2024年のドリー・リーバイ

初夢のはなし

ものすごく鮮明に覚えている初夢。こんな年も珍しい。今年は正念寺に滞在しているから、きっと特別な夢に違いない。

そうか、あれはドリー
なのか?

こうやって、大好きな映画『ハロー・ドーリー』を載せたが、かの世話好き仲人役ドリー・リーバイになっていたわけはないし、現在のバーブラにお目見えできたわけでもない。お熱なジーン・ケリーが監督した映画のセットに入り込んだわけでもないし、ルイ・アームストロングとデュエットができたわけでも、アイリーン・シャラフ渾身のゴージャスドレスを身に纏えたわけでもない。

初夢の舞台やキャストは全て、私の現実世界そのままリアル仕様(笑)ストーリーは素っ頓狂なコメディーながら、リアルなキャスト揃いで妙にリアリティーのある映像に仕上がった。

では、いったいなにがドーリー・リーバイなのか。

自身のキャラ設定

あの立ち居振る舞いは、今思うとドリーでしかなかった。普段どちらかと言えばゆったりマイペースな自分が、ドーリーまがいのシャキシャキキャラになっていた(え、もしかして憧れてるの?)のは信じがたい。

そこらの喜劇より面白いのではないかと思うスクリプトのおかげで、思い返しては新年からニンマリしている。そうだ、こういうニンマリできる夢を待っていた。詳細なストーリーは心の中にしまっておくことにする。

1969年のドリー・リーバイ

思いがけず『ハロー・ドーリー』を思い出し、新年一発目の映画はこれを見返すことにした。

オープニングからして大好きなのだが、この映画のサントラを聴くとき、私はいつもニューヨークにトリップする。捨て曲なしのこのサントラは多分この先も聴き続けるだろう。60年代バーブラの歌声はニューヨークやロサンゼルスに軽々と連れていってくれる。旅の最中にウォークマンで聴いたのが懐かしい。夜中に鳴り響くNYPDのサイレンをバックグラウンドに、マンハッタンビル街の一室で、ヘッドフォンから聴こえてくるバーブラの声。この時を待っていた。至高の瞬間だった。

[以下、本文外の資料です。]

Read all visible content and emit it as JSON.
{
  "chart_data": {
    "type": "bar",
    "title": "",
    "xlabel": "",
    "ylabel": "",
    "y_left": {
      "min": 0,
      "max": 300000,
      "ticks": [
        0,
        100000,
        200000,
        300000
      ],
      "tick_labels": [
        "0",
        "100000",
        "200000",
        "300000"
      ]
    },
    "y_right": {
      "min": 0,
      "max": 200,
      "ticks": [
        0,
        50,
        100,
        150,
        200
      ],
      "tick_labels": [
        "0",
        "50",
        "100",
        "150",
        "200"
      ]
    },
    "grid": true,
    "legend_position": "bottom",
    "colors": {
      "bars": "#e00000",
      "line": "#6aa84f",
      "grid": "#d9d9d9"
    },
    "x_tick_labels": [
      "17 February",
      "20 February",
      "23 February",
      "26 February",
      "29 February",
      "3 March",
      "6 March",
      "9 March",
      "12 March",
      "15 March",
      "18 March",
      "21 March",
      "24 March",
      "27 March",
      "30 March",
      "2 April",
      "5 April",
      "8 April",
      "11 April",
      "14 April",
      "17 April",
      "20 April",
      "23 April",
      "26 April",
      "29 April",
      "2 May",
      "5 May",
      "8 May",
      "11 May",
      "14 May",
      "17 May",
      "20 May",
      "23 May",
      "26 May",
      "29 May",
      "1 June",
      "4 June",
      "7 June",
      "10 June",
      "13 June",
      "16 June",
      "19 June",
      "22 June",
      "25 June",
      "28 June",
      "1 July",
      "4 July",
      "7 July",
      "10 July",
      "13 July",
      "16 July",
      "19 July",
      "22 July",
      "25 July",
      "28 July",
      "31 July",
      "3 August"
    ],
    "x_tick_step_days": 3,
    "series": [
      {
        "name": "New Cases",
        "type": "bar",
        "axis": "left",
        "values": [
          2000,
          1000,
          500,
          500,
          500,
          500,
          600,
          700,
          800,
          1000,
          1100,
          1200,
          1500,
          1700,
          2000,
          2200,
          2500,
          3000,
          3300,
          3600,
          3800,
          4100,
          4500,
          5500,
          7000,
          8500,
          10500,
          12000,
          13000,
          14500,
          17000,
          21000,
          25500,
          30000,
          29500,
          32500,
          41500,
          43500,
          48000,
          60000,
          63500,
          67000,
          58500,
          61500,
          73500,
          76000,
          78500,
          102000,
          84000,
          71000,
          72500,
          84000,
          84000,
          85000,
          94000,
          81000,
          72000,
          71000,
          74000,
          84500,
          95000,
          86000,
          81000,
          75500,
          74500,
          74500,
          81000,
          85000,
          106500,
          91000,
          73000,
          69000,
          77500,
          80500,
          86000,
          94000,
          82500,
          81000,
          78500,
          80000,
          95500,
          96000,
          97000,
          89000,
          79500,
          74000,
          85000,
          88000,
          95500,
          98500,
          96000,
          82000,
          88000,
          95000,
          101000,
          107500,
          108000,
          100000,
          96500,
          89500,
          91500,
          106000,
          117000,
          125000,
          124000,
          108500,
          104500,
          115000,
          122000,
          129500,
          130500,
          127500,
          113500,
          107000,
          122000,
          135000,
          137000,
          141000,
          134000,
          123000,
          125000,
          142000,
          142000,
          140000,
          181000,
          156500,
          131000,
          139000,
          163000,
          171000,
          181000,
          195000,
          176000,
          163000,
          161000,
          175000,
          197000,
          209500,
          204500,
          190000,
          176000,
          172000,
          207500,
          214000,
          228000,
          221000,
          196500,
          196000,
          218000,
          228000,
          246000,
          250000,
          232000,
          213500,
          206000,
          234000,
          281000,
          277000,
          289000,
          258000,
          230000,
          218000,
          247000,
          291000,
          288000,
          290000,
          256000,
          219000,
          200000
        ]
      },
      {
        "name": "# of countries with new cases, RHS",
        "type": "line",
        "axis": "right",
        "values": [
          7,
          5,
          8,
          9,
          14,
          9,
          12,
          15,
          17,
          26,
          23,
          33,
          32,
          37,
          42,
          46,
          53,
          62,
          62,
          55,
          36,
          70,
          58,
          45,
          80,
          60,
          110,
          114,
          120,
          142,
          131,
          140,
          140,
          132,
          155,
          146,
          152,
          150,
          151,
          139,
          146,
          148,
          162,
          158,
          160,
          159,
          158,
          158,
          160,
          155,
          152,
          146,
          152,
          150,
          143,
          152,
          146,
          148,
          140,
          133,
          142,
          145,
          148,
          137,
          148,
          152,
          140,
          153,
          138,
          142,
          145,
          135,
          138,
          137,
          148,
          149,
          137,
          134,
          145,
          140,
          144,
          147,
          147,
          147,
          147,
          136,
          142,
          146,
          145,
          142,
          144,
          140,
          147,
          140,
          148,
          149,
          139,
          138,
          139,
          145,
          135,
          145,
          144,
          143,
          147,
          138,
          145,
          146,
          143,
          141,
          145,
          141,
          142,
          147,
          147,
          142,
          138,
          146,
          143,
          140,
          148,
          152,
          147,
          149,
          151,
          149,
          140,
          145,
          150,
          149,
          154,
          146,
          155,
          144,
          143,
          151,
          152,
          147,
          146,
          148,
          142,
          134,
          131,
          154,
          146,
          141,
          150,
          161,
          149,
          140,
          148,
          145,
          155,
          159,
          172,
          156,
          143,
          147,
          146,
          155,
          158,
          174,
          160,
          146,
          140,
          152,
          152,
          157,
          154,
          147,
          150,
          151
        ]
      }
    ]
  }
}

そして、見返して再認識するジーンの影。もちろんジーンの姿はスクリーンに映らないが、”これぞジーン”といった感じの演出は彼の面影、スタイルを至るところに感じることができる。

もともとのブロードウェーバージョンは観たことがなく、69年バーブラドーリーしか知らないので、この役どころが適任なのかどうかは判断しかねるが(未亡人の役どころにしては若すぎる等は言われていたそう)、純粋にこの役のバーブラの演技は最高におもしろい(いつも彼女はおもしろい)。彼女の前作『ファニー・ガール』もそうだが、唯一無二の60年代バーブラの歌声は聞き惚れる。

ジーンが監督だったことで、往年MGM作品のような空気感も残っている。私が往年MGMミュージカルに一目置いているのは、どの場面を切り取っても絵画のような美しさを残していること。これは完全に好みの問題だが、フリードユニットでミネリ監督が最高だ。あの原色パラダイスが現代日本でウケるのかどうかは疑問だが、あれこそ芸術だ!と拍手を送りたくなる作品ばかりなのだ。

話を戻して、ドリー・リーバイ。10、20代で観たときは、おせっかいすぎるキャラと強引なストーリー展開に??だったわけだが、30代で見るドリーは愛らしくどこか憎めないキャラにほっこり。てなわけで、見る年代や回数で変わってきた作品のイメージにまた新たな楽しみを知ってしまった。

ジュディーとバーブラは不動のレジェンドだが、どこか不安定なミアの演技に親近感がわくこともある。けれど、やはり憧れるべきは凛としてかっこいい優等生のジュリーだよな、なんて思い返す。そうだ次は彼女の『モダン・ミリー』でも観ようかな。これもまたオープニングから引き込まれてしまうのだ。